2

I am running into a value error that my array is incorrect, which is extremely strange since I have confirmed that my array is not zero. I printed out the 'len' of each feature and training set. Found array with 0 feature(s) (shape=(7, 0)) while a minimum of 1 is required by SVC. I am using spacy 3.4.1 and python 3.8.10. What am I doing wrong?

import spacy
from sklearn import svm

nlp = spacy.load("en_core_web_trf")

train_x = [
        "good characters and plot progression", 
        "check out the book", 
        "good story. would recommend", 
        "novel recommendation", 
        "need to make a deposit to the bank", 
        "balance inquiry savings", 
        "save money"
        ]


train_y = [
            "BOOKS", 
            "BOOKS", 
            "BOOKS", 
            "BOOKS", 
            "BANK", 
            "BANK", 
            "BANK", 
            ]


docs = [nlp(text) for text in train_x]
train_x_vectors = [doc.vector for doc in docs]

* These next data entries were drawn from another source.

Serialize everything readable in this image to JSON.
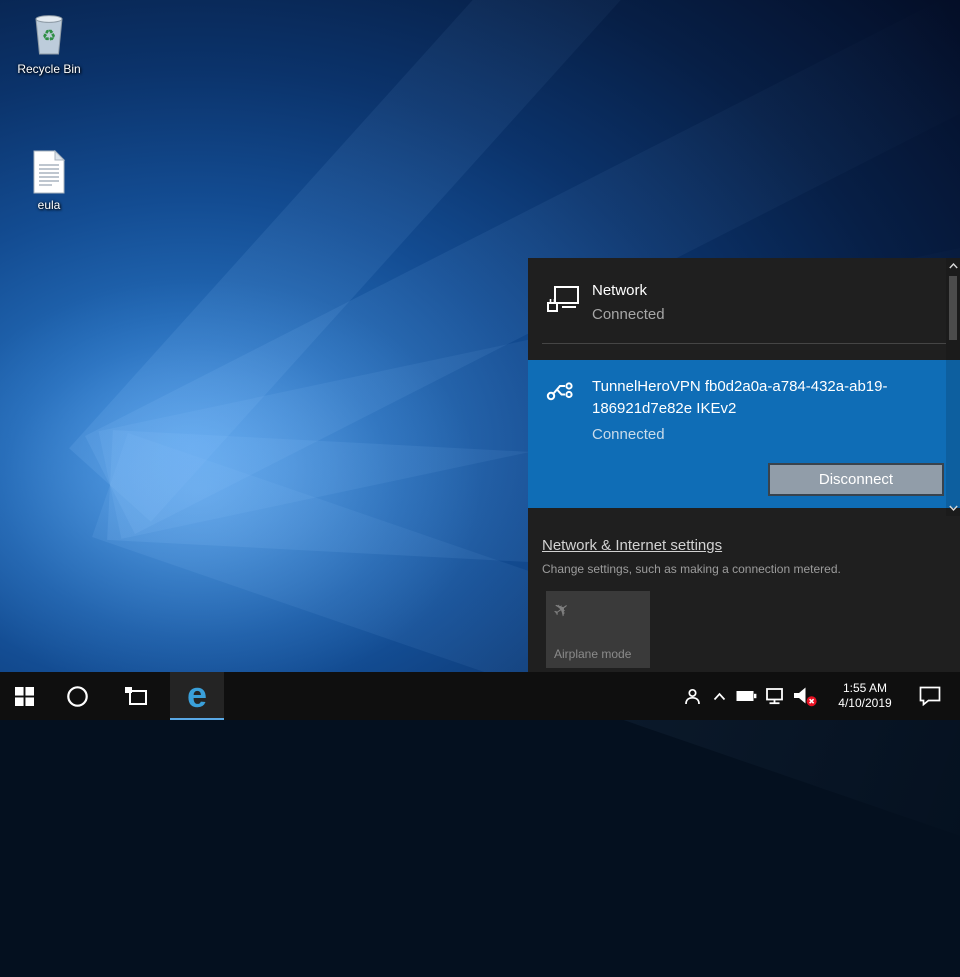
{
  "desktop": {
    "icons": [
      {
        "label": "Recycle Bin"
      },
      {
        "label": "eula"
      }
    ]
  },
  "flyout": {
    "network": {
      "title": "Network",
      "status": "Connected"
    },
    "vpn": {
      "name": "TunnelHeroVPN fb0d2a0a-a784-432a-ab19-186921d7e82e IKEv2",
      "status": "Connected",
      "action": "Disconnect"
    },
    "settings_link": "Network & Internet settings",
    "settings_hint": "Change settings, such as making a connection metered.",
    "airplane_label": "Airplane mode"
  },
  "taskbar": {
    "time": "1:55 AM",
    "date": "4/10/2019"
  },
  "icons": {
    "recycle_glyph": "♻",
    "airplane_glyph": "✈",
    "edge_glyph": "e"
  },
  "colors": {
    "accent_blue": "#0f6db6",
    "flyout_bg": "#1f1f1f",
    "taskbar_bg": "#0f0f0f",
    "mute_badge_red": "#e81123",
    "edge_blue": "#3aa0da"
  }
}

print (len(train_x_vectors))
print (len(train_y))

clf_svm = svm.SVC(kernel='linear')
clf_svm.fit(train_x_vectors, train_y)
user3655574
  • 692
  • 2
  • 9
  • 27
  • `Doc.vector` is going to be empty with trf pipelines in spaCy by default. Are you sure you're not pssing empty vectors? – polm23 Oct 17 '22 at 03:57

1 Answers1

1

The spacy pipeline package "en_core_web_trf" does not come with word vectors you need to use en_core_web_lg in order to utilize ".vector"

Rolito
  • 11
  • 1